Sense and Sensibility Full Text: Chapter 45 : Page 3
"He opened his whole heart to me yesterday as we travelled. It came out quite unawares, quite undesignedly. I, you may well believe, could talk of nothing but my child;--he could not conceal his distress; I saw that it equalled my own, and he perhaps, thinking that mere friendship, as the world now goes, would not justify so warm a sympathy--or rather, not thinking at all, I suppose--giving way to irresistible feelings, made me acquainted with his earnest, tender, constant, affection for Marianne. He has loved her, my Elinor, ever since the first moment of seeing her."
Here, however, Elinor perceived,--not the language, not the professions of Colonel Brandon, but the natural embellishments of her mother's active fancy, which fashioned every thing delightful to her as it chose.
"His regard for her, infinitely surpassing anything that Willoughby ever felt or feigned, as much more warm, as more sincere or constant--which ever we are to call it--has subsisted through all the knowledge of dear Marianne's unhappy prepossession for that worthless young man!--and without selfishness--without encouraging a hope!--could he have seen her happy with another--Such a noble mind!--such openness, such sincerity!--no one can be deceived in HIM."
"Colonel Brandon's character," said Elinor, "as an excellent man, is well established."
"I know it is,"--replied her mother seriously, "or after such a warning, I should be the last to encourage such affection, or even to be pleased by it. But his coming for me as he did, with such active, such ready friendship, is enough to prove him one of the worthiest of men."
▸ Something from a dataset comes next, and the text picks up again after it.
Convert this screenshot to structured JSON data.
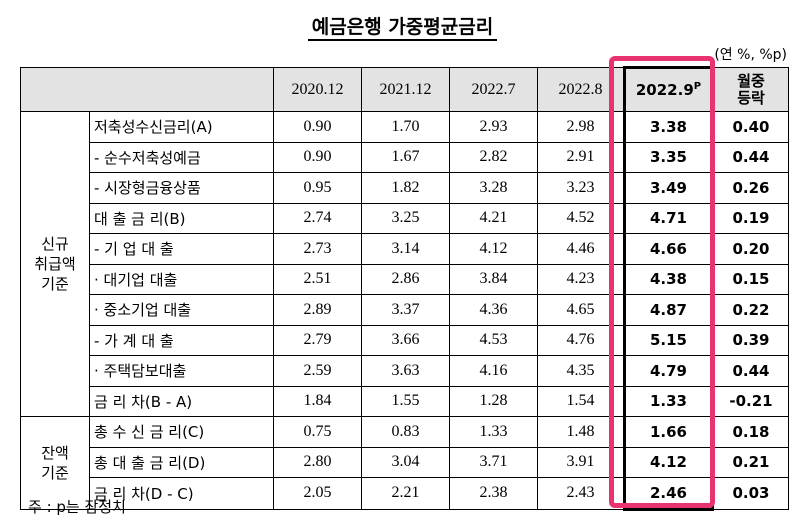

"His character, however," answered Elinor, "does not rest on ONE act of kindness, to which his affection for Marianne, were humanity out of the case, would have prompted him. To Mrs. Jennings, to the Middletons, he has been long and intimately known; they equally love and respect him; and even my own knowledge of him, though lately acquired, is very considerable; and so highly do I value and esteem him, that if Marianne can be happy with him, I shall be as ready as yourself to think our connection the greatest blessing to us in the world. What answer did you give him?--Did you allow him to hope?"
"Oh! my love, I could not then talk of hope to him or to myself. Marianne might at that moment be dying. But he did not ask for hope or encouragement. His was an involuntary confidence, an irrepressible effusion to a soothing friend--not an application to a parent. Yet after a time I DID say, for at first I was quite overcome--that if she lived, as I trusted she might, my greatest happiness would lie in promoting their marriage; and since our arrival, since our delightful security, I have repeated it to him more fully, have given him every encouragement in my power. Time, a very little time, I tell him, will do everything;--Marianne's heart is not to be wasted for ever on such a man as Willoughby.-- His own merits must soon secure it."
"To judge from the Colonel's spirits, however, you have not yet made him equally sanguine."